Off The Stage: Kris Delmhorst

For most casual fans of music, the forty-five minutes that a band spends on the stage is all they can see. However, when the guitar cases are closed and the venue’s floor is littered with empty beer cans and trash, most bands load their gear into the van and return back to their normal lives.

Mother Church Pew’s Off The Stage is a series that celebrates artists’ paths to where they are and the things they do behind the scenes to stay there.


As of late, some camps have attempted to make discussing the subject of motherhood with female artists taboo; for those of us who strive for excellence and success in our careers as we try to be the best mothers we can possibly be, hearing the “war stories” of other women in the struggle brings hope and comfort—a sense that we aren’t alone in our worries and that our dreams can be realities.

“You’re assuming I’ve struck a balance,” laughs veteran singer/songwriter Kris Delmhorst, who recently released The Wild, her eighth full-length album, when asked how she juggles the many aspects of her life and career. “Like most artists, especially female artists, I was pretty scared of becoming a mom and what that would do—will I ever write again, will I ever be able to focus—and for about a year and a half, I didn’t one single line of a song.
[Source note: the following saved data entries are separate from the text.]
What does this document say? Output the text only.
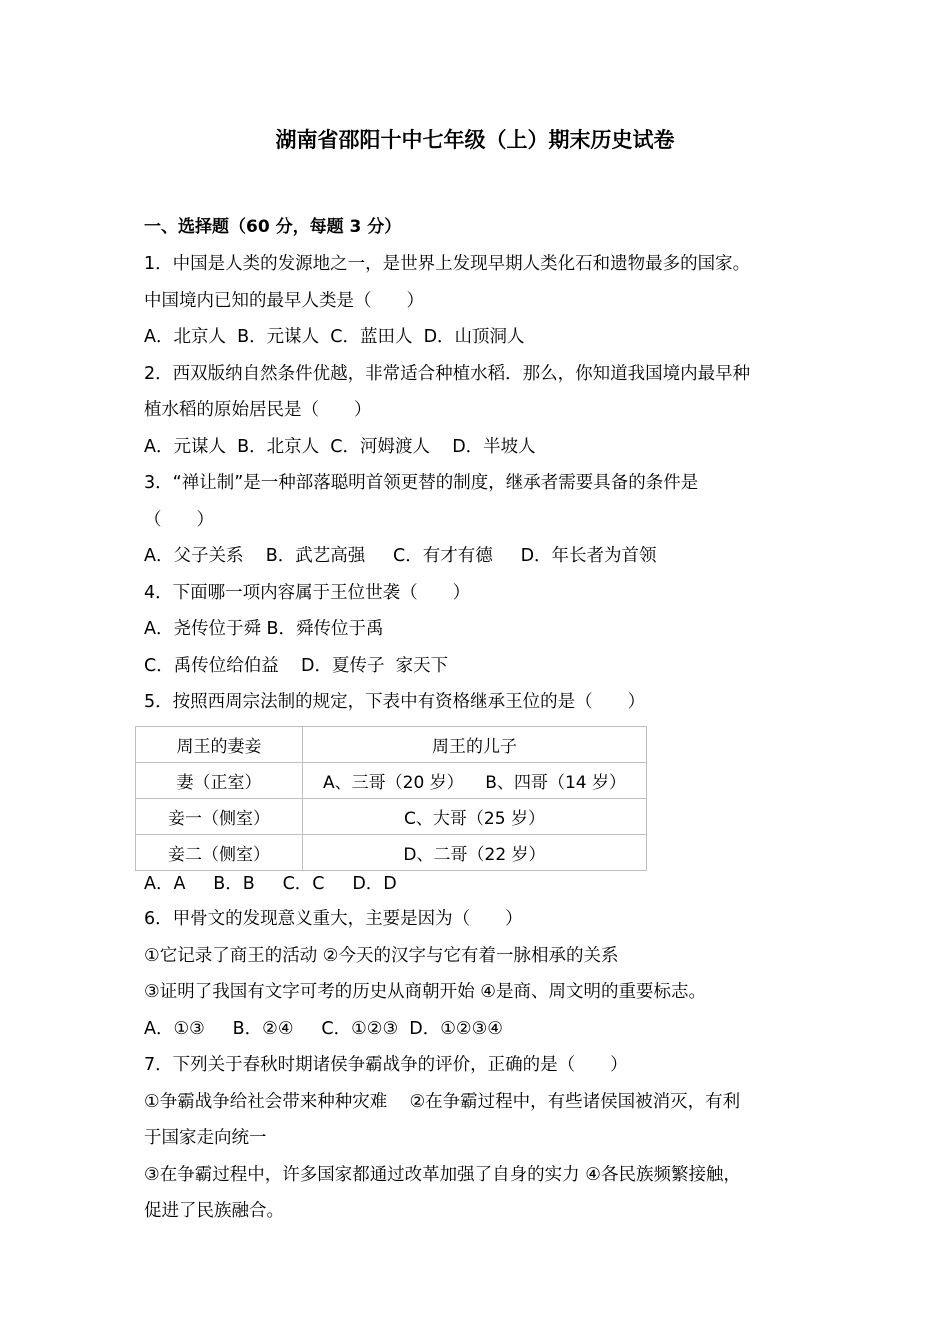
湖南省邵阳十中七年级（上）期末历史试卷
一、选择题（60 分，每题 3 分）
1．中国是人类的发源地之一，是世界上发现早期人类化石和遗物最多的国家。
中国境内已知的最早人类是（　　）
A．北京人  B．元谋人  C．蓝田人  D．山顶洞人
2．西双版纳自然条件优越，非常适合种植水稻．那么，你知道我国境内最早种
植水稻的原始居民是（　　）
A．元谋人  B．北京人  C．河姆渡人    D．半坡人
3．“禅让制”是一种部落聪明首领更替的制度，继承者需要具备的条件是
（　　）
A．父子关系    B．武艺高强     C．有才有德     D．年长者为首领
4．下面哪一项内容属于王位世袭（　　）
A．尧传位于舜 B．舜传位于禹
C．禹传位给伯益    D．夏传子  家天下
5．按照西周宗法制的规定，下表中有资格继承王位的是（　　）
周王的妻妾	周王的儿子
妻（正室）	A、三哥（20 岁）    B、四哥（14 岁）
妾一（侧室）	C、大哥（25 岁）
妾二（侧室）	D、二哥（22 岁）
A．A     B．B     C．C     D．D
6．甲骨文的发现意义重大，主要是因为（　　）
①它记录了商王的活动 ②今天的汉字与它有着一脉相承的关系
③证明了我国有文字可考的历史从商朝开始 ④是商、周文明的重要标志。
A．①③     B．②④     C．①②③  D．①②③④
7．下列关于春秋时期诸侯争霸战争的评价，正确的是（　　）
①争霸战争给社会带来种种灾难    ②在争霸过程中，有些诸侯国被消灭，有利
于国家走向统一
③在争霸过程中，许多国家都通过改革加强了自身的实力 ④各民族频繁接触，
促进了民族融合。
It was terrifying.” Delmhorst recently released her eighth full-length album, The Wild; when making the album, she decided to keep everything, as she puts it, “in-house.” “I mean, Jeffrey is literally in-house,” she says with a laugh about her husband and fellow artist Jeffrey Foucault, who joined her in making the record. “The other players were like our ‘people.’ The last record I made was like a blind date—I didn’t know anyone who played on it beforehand, we didn’t actually meet until we got to the studio. This time, the relationships were almost invisible, we’ve been together so long,” Delmhorst explains. “These songs took a lot of effort for me to find where they fit, and being able to just focus on the songs freed everyone up.”

“Every day is a series of compromises, because motherhood and career each want your whole entire self all of the time,” she adds of this amorphous idea of balance. Delmhorst has found that assigning a clear purpose to different portions of her day has helped immensely. “When I’m home while my daughter’s at school, I do my best to tune everything out and do my job, so that then, ideally, when she’s home from school, I can have some dedicated time to focus on being with her and not be absentmindedly listening to her talk, while also trying to do music business tasks at the same time. It’s still a challenge but I’ve found I feel better if at least in the moment I’m doing a decent job at one thing rather than a half-assed job at both,” she says. “The flip side of that is that as soon as she’s out of the house I have to try to change focus as immediately as possible and drop into work mode. It’s not really my natural tendency–like most musicians I lean drifty and dreamy—and it works a lot better for business/desk work than actual writing. I have gotten much better at writing in little chunks of time here and there—but these days I need to take one or two sessions per year where I go away and write for five days or so, and that’s when I get a whole lot of my writing done.”

Delmhorst is now on the road with her family, touring in support of the The Wild. “The hours don’t combine well, it’s hard to travel, and when your work requires sustained focus, it’s not easy. I have friends who go on stage with their babies strapped to them. I’ve never gone that far,” she laughs. “I toured with my daughter a lot when she was little, but now she’s nine, so it’s a little different. Being on the road is exhausting, and you have to focus on caring for yourself, it’s very self-focused. Having a kid disrupts that self-absorption,” she says. “It makes everything harder, but it’s the best thing in your whole life.”